Betty stopped in Mary’s room that night to talk over the exciting events of the evening. “Betty Wales, your cousin is the nicest man I ever met,” declared Mary with enthusiasm.
Betty laughed. “I shan’t tell you what he said about you. It would make you entirely too vain. I’m so sorry that Katherine wasn’t there, so she could go to-morrow.”
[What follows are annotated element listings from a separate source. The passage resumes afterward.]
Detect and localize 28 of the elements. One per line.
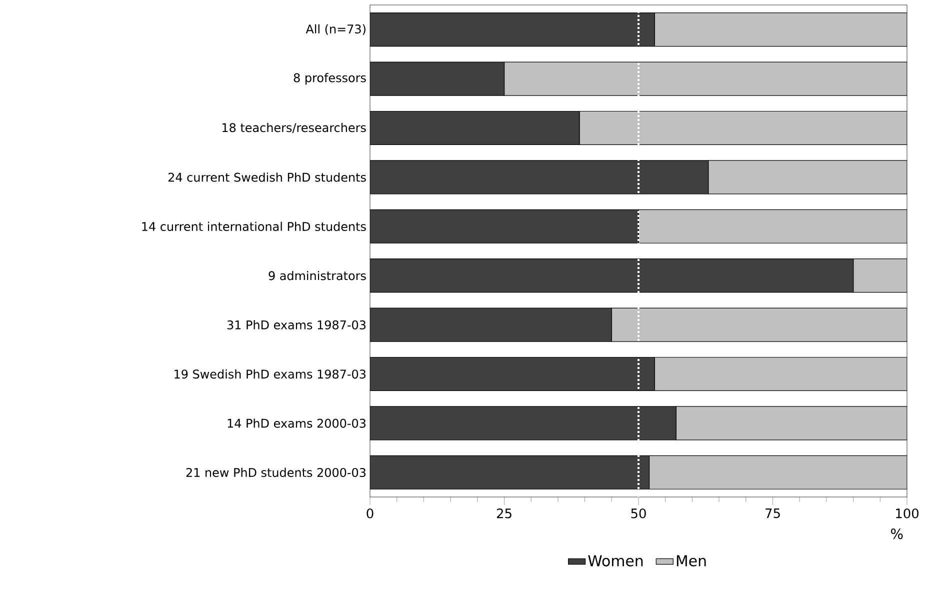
bar <box>853 258 908 293</box>
legend-label: Women <box>588 555 643 566</box>
bar <box>638 209 908 244</box>
y-tick-label: 18 teachers/researchers <box>222 122 366 134</box>
x-axis-title: % <box>891 528 903 540</box>
y-tick-label: 8 professors <box>294 73 366 85</box>
bar <box>611 308 908 342</box>
bar <box>708 160 908 194</box>
bar <box>648 455 908 490</box>
x-tick-label: 25 <box>496 508 512 518</box>
x-tick-label: 75 <box>766 508 780 518</box>
y-tick-label: 14 current international PhD students <box>142 222 366 232</box>
x-tick-label: 50 <box>631 508 646 518</box>
x-tick-label: 0 <box>366 508 374 518</box>
y-tick-label: 21 new PhD students 2000-03 <box>186 468 366 478</box>
bar <box>504 62 908 96</box>
bar <box>654 356 908 392</box>
y-tick-label: 19 Swedish PhD exams 1987-03 <box>174 369 366 379</box>
legend-label: Men <box>676 555 706 566</box>
y-tick-label: 31 PhD exams 1987-03 <box>227 320 366 330</box>
bar <box>579 110 908 146</box>
bar <box>676 406 908 440</box>
y-tick-label: All (n=73) <box>306 24 366 35</box>
y-tick-label: 9 administrators <box>268 270 366 280</box>
y-tick-label: 14 PhD exams 2000-03 <box>228 418 366 428</box>
x-tick-label: 100 <box>896 508 918 518</box>
bar <box>654 12 908 47</box>
y-tick-label: 24 current Swedish PhD students <box>168 172 366 182</box>
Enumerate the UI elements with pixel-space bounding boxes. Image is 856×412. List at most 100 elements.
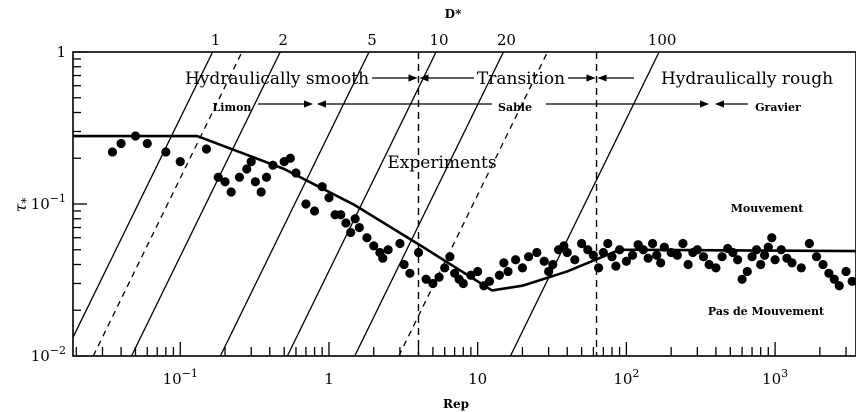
- experiment-point: [692, 245, 702, 255]
- experiment-point: [142, 138, 152, 149]
- experiment-point: [767, 233, 777, 243]
- experiment-point: [428, 278, 438, 289]
- label-mouvement: Mouvement: [731, 202, 805, 215]
- d-star-tick-label: 1: [211, 31, 221, 49]
- d-star-line: [73, 52, 214, 339]
- y-tick-label: 10−2: [31, 344, 66, 365]
- d-star-line: [130, 52, 281, 356]
- arrows: [258, 74, 748, 108]
- experiment-point: [656, 258, 666, 268]
- experiment-point: [378, 253, 388, 263]
- experiment-point: [532, 247, 542, 258]
- experiment-point: [107, 147, 118, 157]
- experiment-point: [824, 268, 834, 278]
- experiment-point: [503, 266, 513, 277]
- experiment-point: [421, 274, 431, 284]
- x-axis-title: Rep: [443, 397, 469, 411]
- experiment-point: [638, 245, 648, 255]
- shields-curve: [73, 134, 856, 292]
- axes: 1 2 5 10 20 100 10−1 1 10 102 103 1 10−1 10−2: [31, 31, 856, 388]
- d-star-line: [219, 52, 370, 356]
- label-sable: Sable: [498, 101, 532, 114]
- experiment-point: [829, 274, 839, 284]
- experiment-point: [383, 245, 393, 255]
- experiment-point: [341, 218, 351, 228]
- experiment-point: [116, 138, 126, 149]
- d-star-line: [354, 52, 505, 356]
- experiment-point: [811, 252, 822, 262]
- experiment-point: [369, 241, 379, 251]
- svg-text:τ*: τ*: [11, 198, 33, 213]
- d-star-tick-label: 5: [367, 31, 377, 49]
- experiment-point: [523, 252, 534, 262]
- experiment-point: [499, 258, 509, 268]
- x-tick-label: 1: [324, 370, 334, 388]
- experiment-point: [627, 250, 638, 260]
- x-tick-label: 102: [613, 367, 639, 388]
- experiment-point: [354, 222, 364, 233]
- experiment-point: [643, 253, 653, 263]
- experiment-point: [405, 268, 415, 278]
- d-star-tick-label: 10: [430, 31, 449, 49]
- y-axis-title-subscript: *: [19, 198, 33, 204]
- experiment-point: [621, 256, 631, 266]
- plot-area: [73, 52, 856, 356]
- experiment-point: [603, 238, 613, 249]
- experiment-point: [213, 172, 223, 182]
- label-hydraulically-smooth: Hydraulically smooth: [185, 69, 369, 89]
- experiment-point: [647, 238, 658, 249]
- experiment-point: [678, 238, 688, 249]
- experiment-point: [336, 210, 346, 220]
- experiment-point: [317, 182, 327, 192]
- label-gravier: Gravier: [755, 101, 801, 114]
- d-star-line: [509, 52, 660, 356]
- experiment-point: [395, 238, 405, 249]
- experiment-point: [770, 255, 780, 265]
- experiment-point: [759, 250, 770, 260]
- experiment-point: [672, 250, 682, 260]
- experiment-point: [242, 164, 252, 174]
- experiment-point: [466, 270, 476, 280]
- experiment-point: [704, 259, 714, 270]
- experiment-point: [583, 245, 593, 255]
- d-star-line: [92, 52, 243, 356]
- experiment-point: [362, 233, 372, 243]
- experiment-point: [226, 187, 236, 197]
- experiment-point: [717, 252, 727, 262]
- experiment-point: [445, 252, 455, 262]
- experiment-point: [324, 193, 334, 203]
- experiment-point: [834, 281, 844, 291]
- x-tick-label: 10−1: [163, 367, 198, 388]
- experiment-point: [250, 177, 260, 187]
- experiment-point: [751, 245, 762, 255]
- experiment-point: [841, 266, 851, 277]
- d-star-line: [286, 52, 437, 356]
- experiment-point: [570, 255, 580, 265]
- y-axis-title: τ*: [11, 198, 33, 213]
- experiment-point: [698, 252, 709, 262]
- experiment-point: [434, 272, 444, 282]
- experiment-point: [201, 144, 212, 154]
- y-tick-label: 10−1: [31, 192, 66, 213]
- experiment-point: [711, 263, 721, 273]
- experiment-point: [742, 266, 752, 277]
- experiment-point: [256, 187, 266, 197]
- experiment-point: [607, 252, 617, 262]
- experiment-point: [659, 242, 669, 252]
- experiment-point: [796, 263, 806, 273]
- experiment-point: [776, 245, 786, 255]
- experiment-point: [747, 252, 757, 262]
- experiment-point: [593, 263, 604, 273]
- y-axis-title-base: τ: [11, 202, 30, 212]
- experiment-point: [484, 276, 495, 286]
- label-pas-de-mouvement: Pas de Mouvement: [708, 305, 825, 318]
- experiment-point: [562, 247, 572, 258]
- experiment-point: [399, 259, 409, 270]
- experiment-point: [458, 278, 468, 289]
- experiment-point: [818, 259, 828, 270]
- experiment-point: [246, 157, 256, 167]
- experiment-point: [234, 172, 245, 182]
- experiment-point: [611, 261, 621, 271]
- label-hydraulically-rough: Hydraulically rough: [661, 69, 833, 89]
- experiment-point: [261, 172, 272, 182]
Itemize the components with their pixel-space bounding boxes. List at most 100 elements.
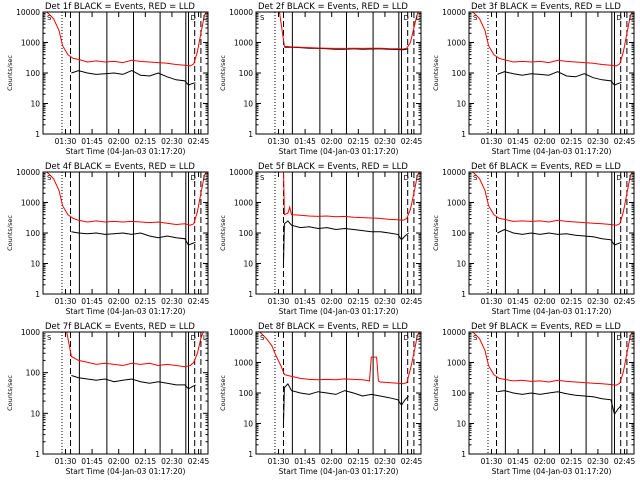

“It was too bad,” said Mary complacently. “But then you know virtue is said to be its own reward. She’ll have to get along with that, but I’m glad we’re going to have another one. Those valentines were a lot of work to do for a girl whose very name I don’t know.”
CHAPTER XV
AT THE GREAT GAME
“Well, I thought I’d seen some excitement before,” declared Betty Wales, struggling to settle herself more comfortably on the scant ten square inches of space allotted her by the surging, swaying mass of girls behind. “But I was mistaken. Even the rally was nothing to this. Helen, do you feel as if they’d push you under the railing?”